Otros doce meses después, el último Año Nuevo republicano reservó su intensidad para el Eixample. Un periodista de La Vanguardia relataba el día 31 de diciembre de 1938 una escena que contempló el día anterior en la calle Aragó esquina con el paseo de Gràcia. En el borde superior de un edificio se paseaba un gallo. Podía caer en cualquier momento. Mucha gente, desde las aceras, lo observaba con inquietud. El gallo cayó finalmente al vacío y la gente gritó.

“Pero cuando, después del raid, el gallo se irguió, sacudió su plumaje y empezó a pasear como un transeúnte más por la gran avenida, la muchedumbre, aliviada, aplaudió”, escribía el periodista. “¿Para qué otro balance del año? Ni las bombas de cada día nublan la capacidad de este pueblo para emocionarse con un gallo en la calle Aragón”.

La tarde siguiente a esa escena, cinco horas antes de Año Nuevo, la aviación fascista bombardeó el Eixample. “Por el paseo de Gràcia la gente estaba desorientada, todo estaba lleno de humo –anotaba el dibujante y decorador Joaquim Renart en su dietario–. Delante de la joyería Roca [hoy Tous], dos hombres yacían en el suelo bañados en sangre”. Cadáveres de transeúntes a dos esquinas de donde los transeúntes se habían conmovido por la vida de un simple gallo.

“Ha sido un ataque deliberado contra vidas humanas con bombas diseñadas para este propósito y en un momento en el que las calles, a las puertas de Año Nuevo, estaban llenas.
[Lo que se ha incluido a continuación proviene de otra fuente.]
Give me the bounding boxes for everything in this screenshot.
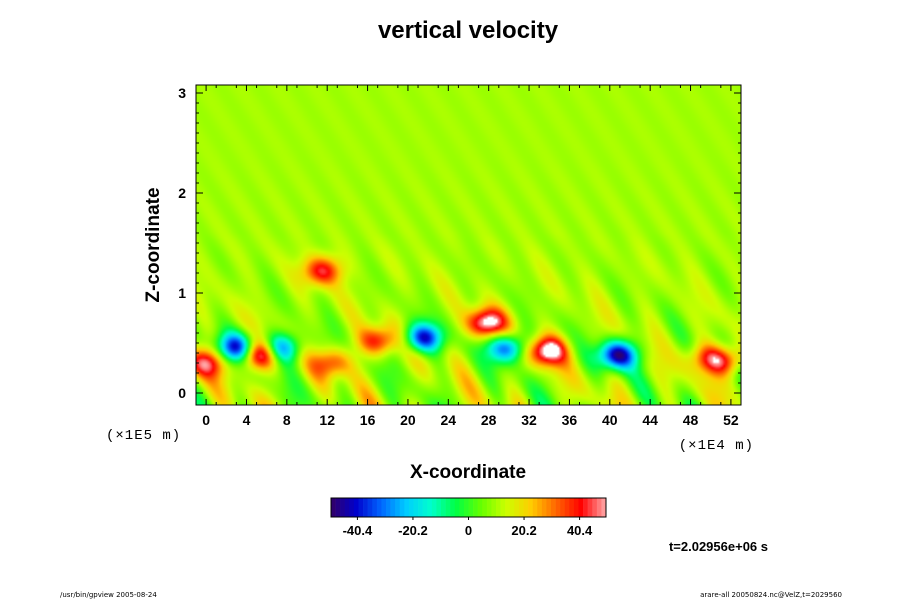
colorbar-cell xyxy=(583,498,588,517)
colorbar-cell xyxy=(335,498,341,517)
colorbar-cell xyxy=(376,498,382,517)
x-axis-label: X-coordinate xyxy=(410,462,526,483)
y-tick-label: 1 xyxy=(178,285,186,301)
plot-area xyxy=(195,84,742,406)
colorbar-cell xyxy=(367,498,373,517)
colorbar-tick-label: 40.4 xyxy=(567,523,593,538)
x-unit-label: (×1E4 m) xyxy=(679,438,754,454)
y-tick-label: 2 xyxy=(178,185,186,201)
colorbar-cell xyxy=(509,498,515,517)
colorbar-cell xyxy=(601,498,607,517)
colorbar-cell xyxy=(340,498,346,517)
x-tick-label: 16 xyxy=(360,412,376,428)
x-tick-label: 36 xyxy=(562,412,578,428)
colorbar-cell xyxy=(491,498,497,517)
x-axis-ticks: 0 4 8 12 16 20 24 28 32 36 40 44 48 52 xyxy=(202,85,739,428)
time-stamp: t=2.02956e+06 s xyxy=(669,539,768,554)
x-tick-label: 12 xyxy=(319,412,335,428)
colorbar-cell xyxy=(546,498,552,517)
colorbar-cell xyxy=(450,498,456,517)
colorbar-cell xyxy=(441,498,446,517)
footer-left: /usr/bin/gpview 2005-08-24 xyxy=(60,591,157,599)
colorbar-cell xyxy=(486,498,492,517)
colorbar-cell xyxy=(436,498,442,517)
colorbar-cell xyxy=(427,498,433,517)
y-tick-label: 0 xyxy=(178,385,186,401)
colorbar-tick-label: -20.2 xyxy=(398,523,428,538)
colorbar-cell xyxy=(573,498,579,517)
colorbar-tick-label: 0 xyxy=(465,523,472,538)
colorbar-cell xyxy=(587,498,593,517)
colorbar-cell xyxy=(496,498,501,517)
colorbar-tick-label: -40.4 xyxy=(343,523,373,538)
colorbar-cell xyxy=(523,498,529,517)
y-axis-ticks: 0 1 2 3 xyxy=(178,85,741,401)
colorbar-cell xyxy=(431,498,437,517)
colorbar-cell xyxy=(331,498,336,517)
x-tick-label: 52 xyxy=(723,412,739,428)
colorbar-cell xyxy=(418,498,423,517)
colorbar-cell xyxy=(578,498,584,517)
x-tick-label: 32 xyxy=(521,412,537,428)
x-tick-label: 48 xyxy=(683,412,699,428)
colorbar-cell xyxy=(363,498,368,517)
colorbar-cell xyxy=(518,498,524,517)
colorbar-cell xyxy=(528,498,533,517)
colorbar-cell xyxy=(560,498,566,517)
plot-frame xyxy=(195,84,742,406)
heatmap-field xyxy=(196,85,741,405)
colorbar-cell xyxy=(381,498,387,517)
x-tick-label: 40 xyxy=(602,412,618,428)
colorbar-cell xyxy=(569,498,575,517)
colorbar-cell xyxy=(477,498,483,517)
colorbar-cell xyxy=(564,498,570,517)
colorbar-cell xyxy=(505,498,511,517)
colorbar-tick-label: 20.2 xyxy=(511,523,536,538)
x-tick-label: 4 xyxy=(243,412,251,428)
x-tick-label: 28 xyxy=(481,412,497,428)
colorbar-cell xyxy=(537,498,543,517)
colorbar-cell xyxy=(349,498,355,517)
colorbar-cell xyxy=(500,498,506,517)
x-tick-label: 8 xyxy=(283,412,291,428)
x-tick-label: 20 xyxy=(400,412,416,428)
colorbar-cell xyxy=(555,498,561,517)
colorbar-cell xyxy=(395,498,401,517)
x-tick-label: 24 xyxy=(441,412,457,428)
colorbar-cell xyxy=(596,498,602,517)
colorbar-cell xyxy=(473,498,478,517)
colorbar-cell xyxy=(413,498,419,517)
colorbar-cell xyxy=(514,498,520,517)
colorbar-cell xyxy=(390,498,396,517)
colorbar-cell xyxy=(386,498,391,517)
colorbar-cell xyxy=(454,498,460,517)
colorbar-cell xyxy=(532,498,538,517)
colorbar-cell xyxy=(468,498,474,517)
chart-title: vertical velocity xyxy=(378,17,559,44)
colorbar-cell xyxy=(592,498,598,517)
colorbar-cell xyxy=(459,498,465,517)
colorbar-cell xyxy=(541,498,547,517)
colorbar-cell xyxy=(463,498,469,517)
colorbar-cell xyxy=(482,498,488,517)
colorbar-cell xyxy=(445,498,451,517)
colorbar-cell xyxy=(422,498,428,517)
colorbar-cell xyxy=(404,498,410,517)
x-tick-label: 44 xyxy=(642,412,658,428)
y-tick-label: 3 xyxy=(178,85,186,101)
colorbar-cell xyxy=(358,498,364,517)
footer-right: arare-all 20050824.nc@VelZ,t=2029560 xyxy=(700,591,842,599)
colorbar-cell xyxy=(551,498,556,517)
colorbar: -40.4 -20.2 0 20.2 40.4 xyxy=(330,497,607,538)
colorbar-cell xyxy=(408,498,414,517)
y-axis-label: Z-coordinate xyxy=(143,187,164,302)
colorbar-cell xyxy=(399,498,405,517)
colorbar-cell xyxy=(344,498,350,517)
x-tick-label: 0 xyxy=(202,412,210,428)
colorbar-cell xyxy=(353,498,359,517)
y-unit-label: (×1E5 m) xyxy=(106,428,181,444)
colorbar-cell xyxy=(372,498,378,517)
Ha provocado 44 muertos”, afirmaban los dos pilotos de la Royal Air Force británica que redactaron el informe para la Liga de Naciones.

Tras el bombardeo de Año Nuevo sobre Barcelona, mi amiga optó por recibir 1939 bañada en champán

Tengo una amiga del Eixample que esa noche optó por recibir 1939 bañada en champán. Se llama Roser Ferran, tiene 104 años y recuerda bien el desmadre de ese Año Nuevo en la embajada francesa. “La comida estaba deliciosa y sirvieron champán francés, que me subió a la cabeza”, cuenta. “¡Qué juerga! Estábamos un poco piripis”, le recordó en el exilio –tan francés como el champán– el chico que se llevó a la fiesta.

Un año después, el 31 de diciembre 1939, la fiesta ya era de los otros. Más de mil comensales llenaron el Ritz de Barcelona y en Viena se iniciaba una tradición impulsada por Goebbels, el ministro nazi de Propaganda: el concierto de Año Nuevo y sus valses.

El Danubio azul no se interpretó hasta la velada del 1 de enero de 1944: la noche de ese día, 421 Lancaster británicos vomitaron sobre Berlín más toneladas de bombas que notas tiene el vals.

“Ha sido un año tan delicioso –escribía con ironía La Vanguardia un año después, el 31 de diciembre de 1944, con la Segunda Guerra Mundial apagándose– que parece que nos invita a celebrar su óbito no solamente con una noche de alegría desenfrenada, sino con un día entero de regocijada fiesta. Enterramos 1944 y bailaríamos a gusto sobre sus despojos”.

Nada se parece más a un diario que las doce campanadas, la tensión entre lo que el mundo –y nuestra vida– es y lo que nos gustaría que fuese. Disimulamos con deseos el único gustazo que tenemos asegurado: bailar con desenfreno sobre los despojos de sueños rotos. Y, como informaba esa portada de 1936, lo definitivo acaba siendo pura biología: “Que lo podamos ver”.